Phantom 105.2: the pirate that went straight
Before it existed, the alternative music station Phantom had an audience. “Before it existed,” is how Keith Walsh, the station’s current programme director, briefly and jokingly refers to its unofficial prelaunch incarnation as a pirate radio station. Phantom has been operating, depending on who you ask, since 1996 or 1997 – first from a shed in Sandyford, then above an internet cafe on Grafton Street, and later from an unused apartment next door to music venue Whelan’s.
Phantom was, “before it existed”, a much-loved part of Dublin’s rock infrastructure. Unlike many of the other pirate radio operators in Dublin, it was relatively professionally run, kept pretty consistent schedules and never hid its aspirations to be a legitimate licensed station. It ran nightclubs (Phantasm), played niche indie-rock music when such music was hard to find, and provided local bands with much-needed airplay (I was in one of those bands; they always gave us tea and biscuits).
When Phantom finally became a legal station in 2006 as Phantom 105.2, many of its listeners, DJs, and certainly its founders (a bunch of music and radio fans) thought the struggle was over. But in many ways, Phantom won the war and lost the peace.
Six years later most of those founders are gone (some voluntarily, others not), the station is now 33 per cent owned by Communicorp, 33 per cent by Gaiety Investments and 33 per cent by Principle Management, and is run from Marconi House alongside other Communicorp stations. The founders’ company, Wireless Media, sold what remained of its stake in 2012. The staff has been cut back. Shows by presenters including Alison Curtis have been cancelled, and other presenters, such as Jim Carroll and Michelle Doherty, have moved on of their own accord.
The current programme director acknowledges there is a perception, perhaps not entirely fair, that Phantom can never compete with its glory days as a pirate.
“Some people actually say: ‘It was better when it was in the shed’,” says Keith Walsh wearily. “Nostalgia’s a terrible thing.”
Even the departed founders don’t think it was actually better in the shed. “I have a recording of Glen Hansard out there doing an acoustic version of Revelate,” chuckles Simon Maher, until 2011 the station’s deputy programme director and afternoon DJ.
“And next door there was this dog that used to bark like a bastard and midway through Glen takes a little break and you can just hear the dog, ‘Arf! Arf! Arf!’”
There was, says Maher, no great plan at the outset. “Seven or eight of us were all involved in various things – radio or playing bands, DJing in clubs,” he says. “There wasn’t a real organised thing, we just ended up together. I used to have a radio station in the back garden of my house in Ballybrack. It was called Coast FM and it ran from 1992 to 1996. It was really 1997 to 1998 when a group of us got together to do a rock-station thing. We’d rent the shed, which would include the studio and the transmitter and all that stuff.”
The 1990s were still heady days for pirate radio.
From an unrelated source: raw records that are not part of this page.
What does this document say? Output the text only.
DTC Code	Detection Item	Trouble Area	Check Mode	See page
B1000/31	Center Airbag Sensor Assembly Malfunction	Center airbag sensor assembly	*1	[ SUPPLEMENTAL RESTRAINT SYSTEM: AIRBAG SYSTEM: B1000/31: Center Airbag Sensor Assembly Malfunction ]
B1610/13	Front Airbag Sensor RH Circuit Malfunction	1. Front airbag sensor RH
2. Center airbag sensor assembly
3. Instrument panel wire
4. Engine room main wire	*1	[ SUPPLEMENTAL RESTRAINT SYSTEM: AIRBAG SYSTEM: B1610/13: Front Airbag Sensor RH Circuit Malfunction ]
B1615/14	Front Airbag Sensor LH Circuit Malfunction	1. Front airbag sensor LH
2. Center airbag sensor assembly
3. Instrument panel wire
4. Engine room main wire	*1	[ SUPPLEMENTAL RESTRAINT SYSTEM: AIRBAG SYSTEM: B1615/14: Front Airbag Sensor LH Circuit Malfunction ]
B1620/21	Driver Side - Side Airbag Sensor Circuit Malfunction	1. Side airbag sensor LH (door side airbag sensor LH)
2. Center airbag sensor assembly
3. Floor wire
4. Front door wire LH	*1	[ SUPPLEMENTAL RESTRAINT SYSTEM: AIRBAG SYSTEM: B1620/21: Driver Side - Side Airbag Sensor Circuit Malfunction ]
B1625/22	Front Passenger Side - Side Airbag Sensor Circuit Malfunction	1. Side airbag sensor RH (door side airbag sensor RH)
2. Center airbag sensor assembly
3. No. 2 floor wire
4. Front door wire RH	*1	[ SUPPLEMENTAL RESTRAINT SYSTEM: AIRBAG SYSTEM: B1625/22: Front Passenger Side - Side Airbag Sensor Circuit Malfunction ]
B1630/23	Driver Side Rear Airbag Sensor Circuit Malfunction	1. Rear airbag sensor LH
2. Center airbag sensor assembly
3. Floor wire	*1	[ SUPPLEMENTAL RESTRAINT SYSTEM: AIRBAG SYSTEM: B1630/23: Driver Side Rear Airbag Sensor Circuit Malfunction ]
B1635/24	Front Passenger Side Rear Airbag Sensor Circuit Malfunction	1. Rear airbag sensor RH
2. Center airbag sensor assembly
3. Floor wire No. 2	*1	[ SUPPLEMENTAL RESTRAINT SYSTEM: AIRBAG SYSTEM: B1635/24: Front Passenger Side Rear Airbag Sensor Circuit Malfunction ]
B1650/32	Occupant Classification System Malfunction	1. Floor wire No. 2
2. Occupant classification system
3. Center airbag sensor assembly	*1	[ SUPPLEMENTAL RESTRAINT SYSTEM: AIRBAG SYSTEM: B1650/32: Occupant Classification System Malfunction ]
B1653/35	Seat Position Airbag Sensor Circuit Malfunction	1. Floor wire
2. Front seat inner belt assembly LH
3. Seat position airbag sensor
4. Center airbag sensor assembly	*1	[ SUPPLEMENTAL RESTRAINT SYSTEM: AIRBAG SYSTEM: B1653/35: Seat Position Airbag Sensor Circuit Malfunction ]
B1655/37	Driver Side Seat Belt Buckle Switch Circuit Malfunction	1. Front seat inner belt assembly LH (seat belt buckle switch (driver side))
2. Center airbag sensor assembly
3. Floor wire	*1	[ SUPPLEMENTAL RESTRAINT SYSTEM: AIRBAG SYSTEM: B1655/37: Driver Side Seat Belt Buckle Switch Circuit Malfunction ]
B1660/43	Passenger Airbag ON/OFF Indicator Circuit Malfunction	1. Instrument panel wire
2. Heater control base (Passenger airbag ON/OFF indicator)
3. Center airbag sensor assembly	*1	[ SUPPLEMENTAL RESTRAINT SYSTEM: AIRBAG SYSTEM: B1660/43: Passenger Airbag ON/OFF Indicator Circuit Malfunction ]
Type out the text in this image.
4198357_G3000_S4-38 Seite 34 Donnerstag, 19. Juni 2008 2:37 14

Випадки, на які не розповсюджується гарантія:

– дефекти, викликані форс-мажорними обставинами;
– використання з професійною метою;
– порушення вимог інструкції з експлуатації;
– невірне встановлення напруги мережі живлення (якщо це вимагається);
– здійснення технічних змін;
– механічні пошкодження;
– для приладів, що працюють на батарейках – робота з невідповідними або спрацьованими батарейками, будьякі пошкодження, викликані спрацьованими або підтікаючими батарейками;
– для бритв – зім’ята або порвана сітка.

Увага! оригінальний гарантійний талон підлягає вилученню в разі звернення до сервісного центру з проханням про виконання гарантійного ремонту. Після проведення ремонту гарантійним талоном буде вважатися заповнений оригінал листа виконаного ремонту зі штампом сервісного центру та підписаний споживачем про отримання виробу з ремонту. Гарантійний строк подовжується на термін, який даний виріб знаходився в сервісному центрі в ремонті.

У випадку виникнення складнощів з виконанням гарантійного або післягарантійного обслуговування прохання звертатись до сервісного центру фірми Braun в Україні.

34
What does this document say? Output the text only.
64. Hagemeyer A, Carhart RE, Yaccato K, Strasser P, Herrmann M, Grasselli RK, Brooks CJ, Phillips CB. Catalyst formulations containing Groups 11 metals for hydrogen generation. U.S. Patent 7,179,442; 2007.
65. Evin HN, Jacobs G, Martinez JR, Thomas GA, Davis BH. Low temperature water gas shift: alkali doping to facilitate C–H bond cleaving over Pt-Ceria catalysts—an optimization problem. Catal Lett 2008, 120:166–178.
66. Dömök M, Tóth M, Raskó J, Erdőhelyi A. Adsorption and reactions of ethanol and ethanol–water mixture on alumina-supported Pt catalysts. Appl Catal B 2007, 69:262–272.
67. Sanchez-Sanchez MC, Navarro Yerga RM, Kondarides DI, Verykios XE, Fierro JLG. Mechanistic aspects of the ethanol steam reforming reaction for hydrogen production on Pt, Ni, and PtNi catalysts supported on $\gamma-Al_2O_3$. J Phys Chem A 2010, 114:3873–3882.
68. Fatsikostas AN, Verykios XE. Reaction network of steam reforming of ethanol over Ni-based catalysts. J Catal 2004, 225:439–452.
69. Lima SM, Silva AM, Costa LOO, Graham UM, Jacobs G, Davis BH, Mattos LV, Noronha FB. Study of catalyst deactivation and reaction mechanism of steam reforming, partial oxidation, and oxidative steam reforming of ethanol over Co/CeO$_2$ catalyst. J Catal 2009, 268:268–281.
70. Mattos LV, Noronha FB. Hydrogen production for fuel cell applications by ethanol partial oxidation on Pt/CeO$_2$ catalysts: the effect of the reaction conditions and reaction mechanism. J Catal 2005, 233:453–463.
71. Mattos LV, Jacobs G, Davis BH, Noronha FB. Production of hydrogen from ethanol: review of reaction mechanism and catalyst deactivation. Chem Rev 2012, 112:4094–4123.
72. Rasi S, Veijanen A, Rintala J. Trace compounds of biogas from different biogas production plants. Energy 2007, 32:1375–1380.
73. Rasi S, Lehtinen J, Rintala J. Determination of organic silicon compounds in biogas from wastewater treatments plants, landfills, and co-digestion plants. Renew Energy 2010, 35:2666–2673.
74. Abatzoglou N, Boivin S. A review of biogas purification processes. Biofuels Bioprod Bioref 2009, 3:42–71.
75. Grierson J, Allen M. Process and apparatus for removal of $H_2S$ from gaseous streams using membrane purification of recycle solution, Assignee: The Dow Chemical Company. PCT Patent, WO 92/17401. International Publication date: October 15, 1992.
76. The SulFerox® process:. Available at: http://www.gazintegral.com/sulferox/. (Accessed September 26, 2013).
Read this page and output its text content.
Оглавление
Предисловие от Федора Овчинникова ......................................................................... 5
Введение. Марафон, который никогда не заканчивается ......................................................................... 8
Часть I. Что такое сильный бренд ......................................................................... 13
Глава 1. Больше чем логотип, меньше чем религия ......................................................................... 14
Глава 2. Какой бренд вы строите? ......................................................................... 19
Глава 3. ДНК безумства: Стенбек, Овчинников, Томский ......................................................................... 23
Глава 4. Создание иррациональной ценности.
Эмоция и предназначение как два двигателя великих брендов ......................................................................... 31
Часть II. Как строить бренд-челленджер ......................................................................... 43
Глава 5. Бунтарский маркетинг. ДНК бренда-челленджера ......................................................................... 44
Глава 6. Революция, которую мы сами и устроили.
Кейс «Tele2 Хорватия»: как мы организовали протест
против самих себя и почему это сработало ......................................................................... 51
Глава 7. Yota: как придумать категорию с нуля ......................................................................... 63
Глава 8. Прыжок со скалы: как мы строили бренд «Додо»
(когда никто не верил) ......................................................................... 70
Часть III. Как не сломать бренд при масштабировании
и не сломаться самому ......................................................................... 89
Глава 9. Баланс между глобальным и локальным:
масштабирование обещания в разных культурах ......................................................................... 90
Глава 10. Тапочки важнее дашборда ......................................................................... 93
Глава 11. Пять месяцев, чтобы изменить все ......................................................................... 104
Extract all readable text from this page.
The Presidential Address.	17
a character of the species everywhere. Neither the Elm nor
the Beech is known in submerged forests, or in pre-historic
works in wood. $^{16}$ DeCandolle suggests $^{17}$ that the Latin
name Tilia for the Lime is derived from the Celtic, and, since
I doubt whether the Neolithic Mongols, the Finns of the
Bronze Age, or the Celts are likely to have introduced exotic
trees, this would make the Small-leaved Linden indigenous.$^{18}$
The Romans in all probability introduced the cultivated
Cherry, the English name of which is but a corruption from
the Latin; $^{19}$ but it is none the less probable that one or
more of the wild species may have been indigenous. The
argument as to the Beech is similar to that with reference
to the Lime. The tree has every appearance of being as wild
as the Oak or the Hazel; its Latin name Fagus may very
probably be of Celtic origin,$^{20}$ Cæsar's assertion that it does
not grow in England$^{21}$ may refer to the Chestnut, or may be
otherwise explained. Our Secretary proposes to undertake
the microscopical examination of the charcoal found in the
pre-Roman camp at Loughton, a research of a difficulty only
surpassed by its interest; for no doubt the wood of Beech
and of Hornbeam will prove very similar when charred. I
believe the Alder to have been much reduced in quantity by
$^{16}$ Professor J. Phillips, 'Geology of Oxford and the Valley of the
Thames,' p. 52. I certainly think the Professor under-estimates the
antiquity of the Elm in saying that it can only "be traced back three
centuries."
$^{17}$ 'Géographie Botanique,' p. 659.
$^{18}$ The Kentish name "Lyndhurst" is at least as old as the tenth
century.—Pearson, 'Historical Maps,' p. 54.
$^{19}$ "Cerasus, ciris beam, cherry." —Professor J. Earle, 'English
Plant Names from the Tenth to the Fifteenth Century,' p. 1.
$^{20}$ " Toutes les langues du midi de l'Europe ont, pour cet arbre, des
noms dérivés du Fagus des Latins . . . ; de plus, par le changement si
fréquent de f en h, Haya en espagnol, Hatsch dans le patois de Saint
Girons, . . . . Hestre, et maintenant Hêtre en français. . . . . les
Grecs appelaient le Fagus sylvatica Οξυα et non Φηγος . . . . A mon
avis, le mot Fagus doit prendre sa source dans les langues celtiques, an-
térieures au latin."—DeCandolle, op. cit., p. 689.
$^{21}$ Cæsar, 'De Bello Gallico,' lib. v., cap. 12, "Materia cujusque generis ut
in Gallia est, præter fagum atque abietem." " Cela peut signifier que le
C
Transmitters would be housed up on Three Rock Mountain, and were sporadically raided by the police and occasionally stolen. “Ours was stolen twice,” says Maher. “In one case we got it back because the guy started broadcasting with it and we could trace where it was.”
Conditions were rough and ready, but bands needed an outlet and radio audiences were desperate for something different. “There was literally nothing like it at the time,” says James Byrne, host of the cancelled late-night show Nightlink, who still fills in at the station.
“When you came across it, it was like meeting some cool new friend who’s got an awesome record collection and who’s willing to talk to you about music all the time. That generation of people who were in their teens in the mid to late 1990s – they’re the people who really care. I remember ringing in and texting in and that’s how I got involved – by pestering them.”